Un’emergenza che ormai non può più attendere. Dopo il maxi sequestro dei beni della società Riva Fire, la questione Ilva arriva d’urgenza a palazzo Chigi. Governo e azienda cercano di fare il punto su una vicenda che dalla scorsa estate spacca il Paese tra diritto al lavoro e diritto alla salute. La mattina del 28 maggio, il presidente del Consiglio Enrico Letta ha incontrato a piazza Colonna il presidente Bruno Ferrante e l’amministratore delegato Enrico Bondi, entrambi dimissionari. Presenti alla riunione anche i ministri dello Sviluppo economico Flavio Zanonato, dell’Ambiente Andrea Orlando, dell’Interno Angelino Alfano, il sottosegretario alla presidenza del Consiglio Filippo Patroni Griffi e allo Sviluppo economico Claudio De Vincenti.

L’incontro fa seguito alle dimissioni, annunciate lo scorso 25 maggio, dell’intero cda dell’Ilva. Bruno Ferrante, Enrico Bondi e Giuseppe De Iure hanno deciso di lasciare il consiglio d’amministrazione dell’azienda dopo la decisione del gip di Taranto Patrizia Todisco di sequestrare 8,1 miliardi di euro del tesoro della società Rive Fire: quanto necessario per abbattere l’impatto ambientale della fabbrica. La confisca colpisce i soli beni della società e non quelli dell’Ilva, ma – secondo i suoi rappresentanti – ha sull’impresa effetti oggettivamente negativi.

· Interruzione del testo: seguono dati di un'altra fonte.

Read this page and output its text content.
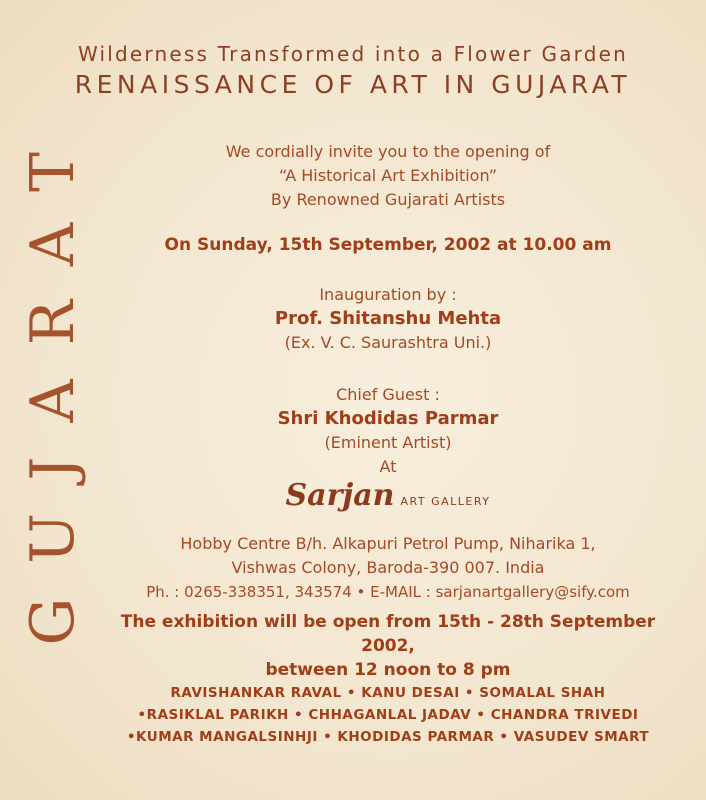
Wilderness Transformed into a Flower Garden
RENAISSANCE OF ART IN GUJARAT
GUJARAT	We cordially invite you to the opening of
“A Historical Art Exhibition”
By Renowned Gujarati Artists
On Sunday, 15th September, 2002 at 10.00 am
Inauguration by :
Prof. Shitanshu Mehta
(Ex. V. C. Saurashtra Uni.)
Chief Guest :
Shri Khodidas Parmar
(Eminent Artist)
At
Sarjan ART GALLERY
Hobby Centre B/h. Alkapuri Petrol Pump, Niharika 1,
Vishwas Colony, Baroda-390 007. India
Ph. : 0265-338351, 343574 • E-MAIL : sarjanartgallery@sify.com
The exhibition will be open from 15th - 28th September 2002,
between 12 noon to 8 pm
RAVISHANKAR RAVAL • KANU DESAI • SOMALAL SHAH
•RASIKLAL PARIKH • CHHAGANLAL JADAV • CHANDRA TRIVEDI
•KUMAR MANGALSINHJI • KHODIDAS PARMAR • VASUDEV SMART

Il gruppo di Taranto, nel frattempo, ha annunciato ricorso, sottolineando il rischio che si corre: 40mila posti di lavoro, indotto incluso. Un pericolo che preoccupa anche il premier Enrico Letta. Palazzo Chigi ritiene decisivo evitare la chiusura dell’impianto e garantire la continuità produttiva. «L’obiettivo chiave del governo», ha spiegato Claudio De Vincenti, «è assicurare che l’impresa faccia gli investimenti necessari per il rilascio dell’AIA, l’Autorizzazione Integrata Ambientale». Il via libera permetterebbe la realizzazione di una struttura compatibile con il rispetto dell’ambiente e conforme ai principi dell’Unione europea.

La situazione, al momento, è più che mai delicata. Una soluzione potrebbe essere la nazionalizzazione della fabbrica, un’ipotesi sostenuta dal segretario della Fiom Maurizio Landini e da Francesco Boccia, presidente della Commissione bilancio alla Camera. Nel frattempo si attende un giorno forse decisivo: il 12 giugno, quando la Commissione Europea varerà il Piano dell’acciaio. Il patto dovrebbe prevedere un prestito di 3 miliardi di euro: risorse decisive per l’attuazione dell’Aia.